The report shows the progress towards these targets in each of the nine regions, and generally there has been at least some progress on each of the goals, but many are improving too slowly to meet the 2015 deadline.

Some regions have faired better than others. Of the 16 specific targets listed, North Africa is expected to meet nine of these, and has moved backwards on only one of these targets, whereas the Oceania region is losing ground on five of its targets and expected to be meeting only one. Perhaps the biggest improvement comes from Eastern Asia, which will meet 12 of the targets. It is a mixed picture.

Of the targets themselves, some have made excellent progress, whilst other goals have been missed miserably. Improvements have been made across the board in primary school enrolment for girls, productive and decent employment, reducing child mortality and maternal health, and internet usage.
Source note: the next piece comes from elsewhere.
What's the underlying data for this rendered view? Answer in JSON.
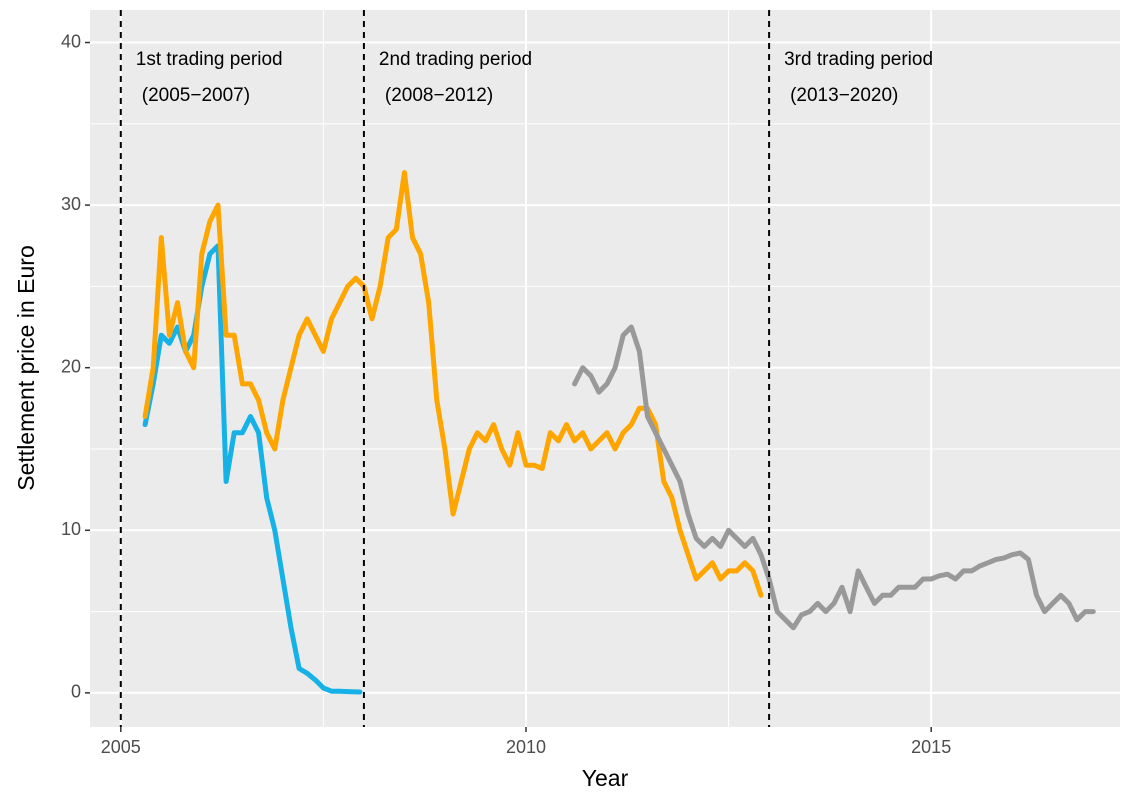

On the other hand, no region will meet their targets for women’s equal representation in national parliaments, and only 1 region will meet its target in achieving universal primary schooling or access to reproductive health.

The report states that, “meeting the remaining targets, while challenging, is possible ─ but only if Governments do not waiver from their commitments made over a decade ago”.

Ban Ki-moon says, “The current economic crises besetting much of the developed world must not be allowed to decelerate or reverse the progress that has been made. Let us build on the successes we have achieved so far, and let us not relent until all the MDGs have been attained”.